Il n’est pas question ici d’accabler le PCF, suffisamment mal en point, mais d’essayer de comprendre pourquoi il en est là et, par extension, nous, où nous en sommes.
Certes, le PCF est tout à fait lucide, du moins sur ce point, et sait que sur son seul label et logo il ne regroupera plus grand monde… Il lui faut donc élargir, ce qu’il tente de faire, malgré une rude concurrence sur un terrain qu’il a depuis bien longtemps déserté. Qui va à la chasse perd sa place !
UN PAS A ETE FRANCHI
Même dans le cadre de ce qui fut l’Union de la Gauche, le PCF est toujours resté lui-même, même s’il a avalé, et fait avaler, pas mal de couleuvres Rappelons nous des trépignements médiatiques de Georges MARCHAIS qui faisait la joie des émissions politiques de l’époque…

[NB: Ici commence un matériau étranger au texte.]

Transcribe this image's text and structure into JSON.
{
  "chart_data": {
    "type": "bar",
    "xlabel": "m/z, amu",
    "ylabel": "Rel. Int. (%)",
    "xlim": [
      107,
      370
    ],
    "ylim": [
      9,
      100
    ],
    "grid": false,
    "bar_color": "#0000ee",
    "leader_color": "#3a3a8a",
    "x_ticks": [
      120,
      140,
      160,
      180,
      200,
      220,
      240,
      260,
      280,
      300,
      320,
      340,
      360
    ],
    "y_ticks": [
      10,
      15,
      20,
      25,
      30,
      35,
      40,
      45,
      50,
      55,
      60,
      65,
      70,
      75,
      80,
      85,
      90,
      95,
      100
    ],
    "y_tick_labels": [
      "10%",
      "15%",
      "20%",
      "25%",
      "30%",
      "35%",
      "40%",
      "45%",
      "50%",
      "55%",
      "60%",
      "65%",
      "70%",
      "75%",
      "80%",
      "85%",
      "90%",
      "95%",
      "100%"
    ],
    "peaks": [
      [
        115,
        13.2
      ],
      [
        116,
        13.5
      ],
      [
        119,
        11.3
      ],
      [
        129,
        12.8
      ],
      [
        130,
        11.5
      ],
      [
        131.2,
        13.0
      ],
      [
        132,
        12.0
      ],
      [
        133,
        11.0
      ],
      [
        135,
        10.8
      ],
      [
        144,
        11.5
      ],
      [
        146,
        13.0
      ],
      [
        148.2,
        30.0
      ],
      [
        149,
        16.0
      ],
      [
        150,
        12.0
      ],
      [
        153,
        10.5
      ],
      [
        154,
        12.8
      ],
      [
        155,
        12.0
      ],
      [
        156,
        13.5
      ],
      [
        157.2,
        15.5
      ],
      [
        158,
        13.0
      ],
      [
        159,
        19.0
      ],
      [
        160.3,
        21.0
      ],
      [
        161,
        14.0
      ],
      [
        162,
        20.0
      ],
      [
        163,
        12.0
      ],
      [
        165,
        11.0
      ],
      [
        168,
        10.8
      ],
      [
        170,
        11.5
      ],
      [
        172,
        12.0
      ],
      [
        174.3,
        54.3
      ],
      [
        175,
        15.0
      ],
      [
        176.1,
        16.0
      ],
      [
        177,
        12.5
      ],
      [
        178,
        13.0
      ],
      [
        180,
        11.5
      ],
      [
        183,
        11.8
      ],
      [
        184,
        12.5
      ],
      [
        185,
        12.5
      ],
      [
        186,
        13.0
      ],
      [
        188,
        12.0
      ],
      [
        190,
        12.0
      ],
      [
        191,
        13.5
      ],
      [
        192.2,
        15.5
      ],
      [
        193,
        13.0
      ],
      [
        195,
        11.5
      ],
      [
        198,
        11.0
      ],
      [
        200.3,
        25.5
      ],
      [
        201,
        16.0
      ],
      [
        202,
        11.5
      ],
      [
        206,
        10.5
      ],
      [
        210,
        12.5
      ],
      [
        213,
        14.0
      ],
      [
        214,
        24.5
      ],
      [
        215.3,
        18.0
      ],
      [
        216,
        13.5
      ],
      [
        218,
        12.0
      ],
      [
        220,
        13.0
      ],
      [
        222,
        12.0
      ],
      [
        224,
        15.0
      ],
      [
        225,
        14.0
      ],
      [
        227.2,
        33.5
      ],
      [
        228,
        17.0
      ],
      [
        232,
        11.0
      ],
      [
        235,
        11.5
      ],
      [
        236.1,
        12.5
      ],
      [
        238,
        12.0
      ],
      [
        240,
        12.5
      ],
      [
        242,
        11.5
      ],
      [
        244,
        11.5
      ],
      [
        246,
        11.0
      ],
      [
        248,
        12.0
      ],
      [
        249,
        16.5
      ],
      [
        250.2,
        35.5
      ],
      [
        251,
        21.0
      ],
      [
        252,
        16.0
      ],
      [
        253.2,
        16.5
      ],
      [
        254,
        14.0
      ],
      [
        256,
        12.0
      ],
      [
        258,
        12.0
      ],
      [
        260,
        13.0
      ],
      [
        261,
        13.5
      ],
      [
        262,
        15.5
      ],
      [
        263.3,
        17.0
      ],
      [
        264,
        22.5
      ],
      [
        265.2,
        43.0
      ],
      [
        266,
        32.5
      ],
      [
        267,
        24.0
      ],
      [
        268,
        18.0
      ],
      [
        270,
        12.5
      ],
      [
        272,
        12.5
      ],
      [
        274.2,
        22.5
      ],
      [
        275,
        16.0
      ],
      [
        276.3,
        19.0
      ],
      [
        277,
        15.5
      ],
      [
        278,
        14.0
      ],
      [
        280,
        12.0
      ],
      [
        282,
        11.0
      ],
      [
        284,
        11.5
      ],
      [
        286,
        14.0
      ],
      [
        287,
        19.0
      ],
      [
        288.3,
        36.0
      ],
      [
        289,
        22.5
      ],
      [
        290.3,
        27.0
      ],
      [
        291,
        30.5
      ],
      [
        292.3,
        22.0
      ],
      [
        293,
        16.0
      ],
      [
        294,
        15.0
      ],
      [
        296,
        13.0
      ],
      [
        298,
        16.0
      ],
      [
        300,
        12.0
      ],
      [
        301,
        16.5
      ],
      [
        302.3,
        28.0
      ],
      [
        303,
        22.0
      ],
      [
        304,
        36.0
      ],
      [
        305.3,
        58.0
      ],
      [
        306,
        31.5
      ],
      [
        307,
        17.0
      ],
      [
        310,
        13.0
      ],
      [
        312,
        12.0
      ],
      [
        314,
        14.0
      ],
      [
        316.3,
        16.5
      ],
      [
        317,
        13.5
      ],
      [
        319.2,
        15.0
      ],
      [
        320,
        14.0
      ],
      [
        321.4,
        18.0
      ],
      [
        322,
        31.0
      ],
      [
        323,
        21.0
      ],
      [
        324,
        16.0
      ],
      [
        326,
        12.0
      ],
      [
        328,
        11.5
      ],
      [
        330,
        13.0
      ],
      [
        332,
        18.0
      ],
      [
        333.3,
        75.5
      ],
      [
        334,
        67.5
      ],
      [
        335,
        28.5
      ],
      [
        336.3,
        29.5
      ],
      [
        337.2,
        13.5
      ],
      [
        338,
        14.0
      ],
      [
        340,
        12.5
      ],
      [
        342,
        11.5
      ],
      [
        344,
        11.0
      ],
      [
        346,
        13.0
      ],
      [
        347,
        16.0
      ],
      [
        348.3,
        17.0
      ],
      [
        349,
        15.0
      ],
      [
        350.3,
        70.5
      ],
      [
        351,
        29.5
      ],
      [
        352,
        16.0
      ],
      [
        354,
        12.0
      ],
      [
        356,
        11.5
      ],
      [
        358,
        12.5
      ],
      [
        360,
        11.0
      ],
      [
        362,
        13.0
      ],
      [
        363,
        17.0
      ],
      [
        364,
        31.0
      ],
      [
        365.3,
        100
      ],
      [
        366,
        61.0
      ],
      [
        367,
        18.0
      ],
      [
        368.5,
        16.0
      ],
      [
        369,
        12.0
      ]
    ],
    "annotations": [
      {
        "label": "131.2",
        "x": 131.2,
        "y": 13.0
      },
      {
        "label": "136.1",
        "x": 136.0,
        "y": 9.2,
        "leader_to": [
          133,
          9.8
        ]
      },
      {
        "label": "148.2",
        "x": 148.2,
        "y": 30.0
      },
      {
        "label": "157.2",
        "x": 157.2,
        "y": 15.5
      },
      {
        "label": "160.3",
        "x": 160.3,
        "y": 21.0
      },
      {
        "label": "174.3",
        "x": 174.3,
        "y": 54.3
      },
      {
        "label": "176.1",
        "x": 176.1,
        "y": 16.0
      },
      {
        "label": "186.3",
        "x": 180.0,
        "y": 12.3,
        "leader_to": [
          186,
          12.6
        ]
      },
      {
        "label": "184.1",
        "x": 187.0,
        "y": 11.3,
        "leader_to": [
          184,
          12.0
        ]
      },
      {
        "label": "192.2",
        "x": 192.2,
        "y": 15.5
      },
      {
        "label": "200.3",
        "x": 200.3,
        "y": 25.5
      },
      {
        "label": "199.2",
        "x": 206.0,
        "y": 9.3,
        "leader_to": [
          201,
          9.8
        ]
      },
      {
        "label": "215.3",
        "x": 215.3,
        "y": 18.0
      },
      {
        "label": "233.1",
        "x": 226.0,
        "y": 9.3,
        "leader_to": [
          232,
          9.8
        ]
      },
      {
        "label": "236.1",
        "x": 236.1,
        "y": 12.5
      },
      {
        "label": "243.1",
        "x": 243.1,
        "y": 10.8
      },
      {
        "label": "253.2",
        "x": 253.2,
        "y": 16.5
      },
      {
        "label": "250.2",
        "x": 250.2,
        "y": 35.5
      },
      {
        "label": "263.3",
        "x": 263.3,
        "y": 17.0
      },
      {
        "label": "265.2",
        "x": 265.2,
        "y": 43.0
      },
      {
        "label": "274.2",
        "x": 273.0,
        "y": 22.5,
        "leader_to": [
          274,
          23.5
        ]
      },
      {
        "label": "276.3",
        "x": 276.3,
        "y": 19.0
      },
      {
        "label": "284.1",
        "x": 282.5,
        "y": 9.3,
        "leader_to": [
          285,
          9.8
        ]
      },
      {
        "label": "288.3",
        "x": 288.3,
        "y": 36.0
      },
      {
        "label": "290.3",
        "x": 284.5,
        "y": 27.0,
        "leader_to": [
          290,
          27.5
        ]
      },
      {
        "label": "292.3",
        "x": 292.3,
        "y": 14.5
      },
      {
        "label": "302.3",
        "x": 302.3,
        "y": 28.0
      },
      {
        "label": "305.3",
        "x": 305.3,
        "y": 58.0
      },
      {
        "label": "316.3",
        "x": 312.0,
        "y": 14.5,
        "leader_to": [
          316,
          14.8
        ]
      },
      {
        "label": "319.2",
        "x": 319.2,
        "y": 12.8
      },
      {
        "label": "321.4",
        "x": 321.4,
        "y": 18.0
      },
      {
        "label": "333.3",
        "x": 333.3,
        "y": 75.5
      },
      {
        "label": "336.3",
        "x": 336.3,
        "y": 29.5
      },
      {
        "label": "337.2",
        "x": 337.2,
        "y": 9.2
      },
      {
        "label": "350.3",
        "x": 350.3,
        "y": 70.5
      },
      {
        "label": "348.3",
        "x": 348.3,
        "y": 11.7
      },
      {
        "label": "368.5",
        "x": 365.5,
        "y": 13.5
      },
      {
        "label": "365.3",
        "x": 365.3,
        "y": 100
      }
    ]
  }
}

Quand le PCF s’exprimait c’était en son nom qu’il parlait… Il assumait, ce qui n’était pas du tout facile, ce qu’il était. Je veux dire par là que sa ligne politique, qui valait ce qu’elle valait, là n’est pas la question, avait une cohérence, se suffisait à elle-même comme élément d’explication de sa vision du monde et de sa « transformation ». Il était, ou du moins se voulait être « acteur autonome » du fait même de l’originalité de ses références théoriques et de son analyse qui, pour lui, étaient la vision juste de la société et de l’Histoire.
Armé, ou croyant être armé, du « socialisme scientifique »( ?) il avait une vision homogène de ce qu’il était en tant qu’organisation, parti, au regard de sa « théorie ». On pouvait d’ailleurs se déterminer clairement par rapport à ses options, on était d’accord ou pas d’accord, mais c’était clair.
Aujourd’hui nous sommes dans un tout autre schéma.
« CACHEZ CE MARTEAU ET CETTE FAUCILLE QUE JE NE SAURAIS VOIR !»
Une opération clairement organisée par le PCF, malgré ses dénégations qui ne trompent personne, tel que le meeting du 23 janvier… et ceux qui suivent et vont suivre, a voulu donner les apparences de tout autre chose. Aujourd’hui, mis à part l’appareil bureaucratique en situation de survie, le PCF n’est plus le PCF tel qu’il a été jusqu’à aujourd’hui. . Je parle là de l’organisation politique, de l’option politique qu’il représentait.
Comment un parti, tel que le PCF, si jaloux de son identité, exhibitionniste jusqu’à l’obsession, peut-il se « diluer » dans un mouvement qu’il ne maîtrise pas, au point de vouloir s’identifier à lui? Comment peut-il croire qu’il représente un mouvement qui est largement en décalage avec ce qu’il a été, de ce qu’il est et des perspectives qu’il peut offrir ?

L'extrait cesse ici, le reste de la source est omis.